How to install Gromacs using a conventional way
https://manual.gromacs.org/current/index.html
If you have a Nvidia GPU, install CUDA toolkit before installing Gromacs
https://developer.nvidia.com/cuda-toolkit
cmake ../ \
-DGMX_BUILD_OWN_FFTW=ON \
-DGMX_DEFAULT_SUFFIX=OFF \
-DCMAKE_INSTALL_PREFIX=PATH_TO_GROMACS_INSTALLATION \
-DGMX_X11=OFF \
-DGMX_GPU=CUDA \
-DGMX_OPENMP=on \
-DGMX_PREFER_STATIC_LIBS=ON \
-DGMXAPI=OFF \
-DGMX_HWLOC=off
make
make install
source YOUR_INSTALLATION_DIRECTORY/bin/GMXRC.bash
Test your Gromacs installation
Setup Gromacs environments:
If you installed Gromacs using conda,
conda activate YOUR_GROMACS_ENVIRONMENT
If you compiled Gromacs package, you can set up environments by sourcing GMXRC.bash file
source PATH_TO_GROMACS_INSTALLATION/bin/GMXRC.bash
Confirm Gromacs environments:
Check if environmental variables such as $PATH, $GMXDATA etc are set up.
env
echo $GMXDATA
Where is the Gromacs binary located?
which gmx
See Gromacs manual pages
man gmx
man gmx mdrun
man gmx grompp
You need a text editor such as VIM, VS code, or something else.
Gromacs flow chart taken from the official documentation.
RCSB, Uniprot, AF3 etc.
1. Install Gromacs
- Manual compilation.
- Conda
2. After installation, environmental variables must be properly set.
- All Gromacs-related envrironmental variable starts "GMX"
- env |grep GMX
GMXBIN=/home/jejoong/myusr/gromacs-2023.3/bin
GMXDATA=/home/jejoong/myusr/gromacs-2023.3/share/gromacs
GMXLDLIB=/home/jejoong/myusr/gromacs-2023.3/lib64
GMXMAN=/home/jejoong/myusr/gromacs-2023.3/share/man
- $GMXBIN contains gmx program and config files.

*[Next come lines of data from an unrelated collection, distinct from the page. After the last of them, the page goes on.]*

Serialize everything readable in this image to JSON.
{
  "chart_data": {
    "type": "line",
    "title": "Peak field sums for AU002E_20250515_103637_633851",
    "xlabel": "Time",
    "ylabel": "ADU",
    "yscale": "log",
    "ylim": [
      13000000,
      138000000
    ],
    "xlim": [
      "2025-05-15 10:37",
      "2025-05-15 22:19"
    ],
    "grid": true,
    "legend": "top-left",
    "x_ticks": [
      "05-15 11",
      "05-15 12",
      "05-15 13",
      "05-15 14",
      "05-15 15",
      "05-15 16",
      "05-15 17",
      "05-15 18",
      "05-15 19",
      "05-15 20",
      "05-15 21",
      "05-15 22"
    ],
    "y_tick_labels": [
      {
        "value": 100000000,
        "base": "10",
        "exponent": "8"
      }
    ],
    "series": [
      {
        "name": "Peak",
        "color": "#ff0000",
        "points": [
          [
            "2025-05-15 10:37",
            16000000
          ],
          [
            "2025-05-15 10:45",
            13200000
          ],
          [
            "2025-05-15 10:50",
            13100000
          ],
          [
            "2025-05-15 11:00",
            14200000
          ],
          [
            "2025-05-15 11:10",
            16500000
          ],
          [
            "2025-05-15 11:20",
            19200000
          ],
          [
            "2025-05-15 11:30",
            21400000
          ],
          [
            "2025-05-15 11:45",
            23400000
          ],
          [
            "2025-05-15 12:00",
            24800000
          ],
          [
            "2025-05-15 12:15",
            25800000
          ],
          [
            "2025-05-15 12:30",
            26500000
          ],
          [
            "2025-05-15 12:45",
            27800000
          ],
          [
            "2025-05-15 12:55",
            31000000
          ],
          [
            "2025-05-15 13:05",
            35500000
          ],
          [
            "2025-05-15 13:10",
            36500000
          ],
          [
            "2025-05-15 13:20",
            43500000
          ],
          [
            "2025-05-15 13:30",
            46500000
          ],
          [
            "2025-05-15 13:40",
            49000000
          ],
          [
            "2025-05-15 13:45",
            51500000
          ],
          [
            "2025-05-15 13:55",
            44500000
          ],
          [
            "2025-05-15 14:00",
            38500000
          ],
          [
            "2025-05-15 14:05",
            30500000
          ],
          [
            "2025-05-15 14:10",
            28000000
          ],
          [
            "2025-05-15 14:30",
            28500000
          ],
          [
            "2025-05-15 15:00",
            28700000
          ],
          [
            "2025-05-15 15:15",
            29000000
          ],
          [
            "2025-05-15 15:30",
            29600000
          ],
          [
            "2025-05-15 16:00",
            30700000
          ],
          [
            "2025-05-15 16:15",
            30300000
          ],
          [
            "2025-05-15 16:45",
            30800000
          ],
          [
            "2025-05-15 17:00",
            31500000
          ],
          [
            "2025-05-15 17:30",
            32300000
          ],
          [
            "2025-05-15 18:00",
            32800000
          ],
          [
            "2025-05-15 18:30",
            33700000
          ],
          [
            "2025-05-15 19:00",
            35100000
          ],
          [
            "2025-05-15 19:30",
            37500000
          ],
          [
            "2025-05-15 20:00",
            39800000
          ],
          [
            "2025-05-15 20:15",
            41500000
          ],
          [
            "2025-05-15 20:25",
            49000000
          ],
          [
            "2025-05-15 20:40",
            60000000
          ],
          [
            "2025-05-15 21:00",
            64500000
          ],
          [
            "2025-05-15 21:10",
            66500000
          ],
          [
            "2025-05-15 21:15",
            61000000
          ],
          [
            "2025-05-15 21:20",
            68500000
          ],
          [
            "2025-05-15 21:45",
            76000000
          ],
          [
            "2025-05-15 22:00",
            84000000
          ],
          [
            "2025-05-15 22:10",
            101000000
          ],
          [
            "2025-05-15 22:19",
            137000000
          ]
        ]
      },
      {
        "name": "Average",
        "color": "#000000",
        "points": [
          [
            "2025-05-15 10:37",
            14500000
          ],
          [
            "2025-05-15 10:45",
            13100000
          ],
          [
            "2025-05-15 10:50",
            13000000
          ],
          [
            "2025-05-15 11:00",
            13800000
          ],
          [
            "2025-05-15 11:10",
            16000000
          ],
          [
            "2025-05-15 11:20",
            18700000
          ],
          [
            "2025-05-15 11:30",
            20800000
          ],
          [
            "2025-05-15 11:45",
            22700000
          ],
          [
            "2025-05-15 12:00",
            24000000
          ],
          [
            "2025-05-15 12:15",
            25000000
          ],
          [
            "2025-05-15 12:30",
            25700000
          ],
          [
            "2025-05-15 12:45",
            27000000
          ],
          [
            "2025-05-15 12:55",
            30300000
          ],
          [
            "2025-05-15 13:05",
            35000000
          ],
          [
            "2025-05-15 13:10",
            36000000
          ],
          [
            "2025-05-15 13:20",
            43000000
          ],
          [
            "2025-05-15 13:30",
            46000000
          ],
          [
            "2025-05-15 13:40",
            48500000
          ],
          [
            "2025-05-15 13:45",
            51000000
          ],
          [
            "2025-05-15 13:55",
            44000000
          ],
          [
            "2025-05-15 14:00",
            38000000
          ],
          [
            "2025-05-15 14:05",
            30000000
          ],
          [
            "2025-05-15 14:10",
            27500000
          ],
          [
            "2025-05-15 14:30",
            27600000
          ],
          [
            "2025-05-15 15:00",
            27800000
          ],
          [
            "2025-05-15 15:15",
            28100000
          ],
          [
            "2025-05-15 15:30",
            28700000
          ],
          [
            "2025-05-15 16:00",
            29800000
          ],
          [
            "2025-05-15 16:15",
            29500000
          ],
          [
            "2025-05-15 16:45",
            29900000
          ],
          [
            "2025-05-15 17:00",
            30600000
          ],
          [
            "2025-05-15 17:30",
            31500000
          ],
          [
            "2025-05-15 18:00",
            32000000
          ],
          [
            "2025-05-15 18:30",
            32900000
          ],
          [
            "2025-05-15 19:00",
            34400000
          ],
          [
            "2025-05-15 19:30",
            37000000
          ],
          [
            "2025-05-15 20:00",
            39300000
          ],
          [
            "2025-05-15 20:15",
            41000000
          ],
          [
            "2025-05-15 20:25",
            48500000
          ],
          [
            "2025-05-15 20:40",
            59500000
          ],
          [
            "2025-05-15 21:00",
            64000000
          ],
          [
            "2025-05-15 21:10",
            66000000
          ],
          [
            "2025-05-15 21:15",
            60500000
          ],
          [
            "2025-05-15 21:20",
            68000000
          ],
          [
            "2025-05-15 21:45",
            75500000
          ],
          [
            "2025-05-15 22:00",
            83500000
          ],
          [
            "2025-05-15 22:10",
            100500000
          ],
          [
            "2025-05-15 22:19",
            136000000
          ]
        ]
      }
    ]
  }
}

- $GMXDATA/top or $GMXLIB contains force fields.
- $GMXMAN contains manual pages for man command. e.g., "man gmx mdrun" to read manual of mdrun.
3. How to add force fields.
force fields are stored in $GMXDATA/top or $GMXLIB.
Gromacs-format force field directory looks like "*.ff"
You can add a new force field either by
a. copying XXXX.ff folder to your $GMXLIB.
or
b. set multiple force field sources separated by ":" in $GMXLIB
e.g., GMXLIB=/apps/jejoong/gmxlib:/apps/vv137/gmxlib
If you have your own force field repository, reset GMXLIB variable in .bashrc
export GMXLIB=/home/jejoong/gmxlib
Critically testing force fields is important
- amber99sb-ildn.ff: old standard based on AMBER ff99sb.
- charmm36-mar2019.ff: latest CHARMM
- oplsaam.ff: latest OPLS
- amber99sb-ildn-phi-bsc0.ff: modified by Jejoong (CUFIX).
- amber19sb-opc-lm-bsc1.ff: latest AMBER with ff19 for proteins and OPC for water.
- des-amber.ff: DE Shaw's
4. Structure of a force field directory:
- atomtypes.atp: atom type information.
Force field files used by pdb2gmx:
- rtp files (residue topology files)
aminoacids.rtp: contains definitions of all amino acid monomers.
dna.rtp:
tip3p.itp: moleculetype for TIP3P water model.
spc.itp: moleculetype for SPC water model.
ions.itp: moleculetypes for all ions such as Na, Cl, K, etc.
Force field files used by grompp
- forcefield.itp: main file that calls other force field files such as ffbonded.itp or ffnonbonded.itp
- ffbonded.itp: bond parameters for pairs of atomtypes.
bondtypes, angletypes, dihedraltypes ..
- ffnonbonded.itp:
atomstypes: defines mass, LJ parameters (epsilon and sigma) for each atomtype.
5. We start from a protein PDB, init.pdb
- Process init.pdb for Gromacs using gmx pdb2gmx.
gmx pdb2gmx -f init.pdb -ignh
- In many cases, pdb2gmx will return an error saying that some heavy atoms or some residues are missing.
In such cases, we can alternatively use structures from AF server or uniprot.org.
You can add missing heavy atoms using Modeller,
On charmm-gui.org, Input generator => PDB Reader & Manipulator.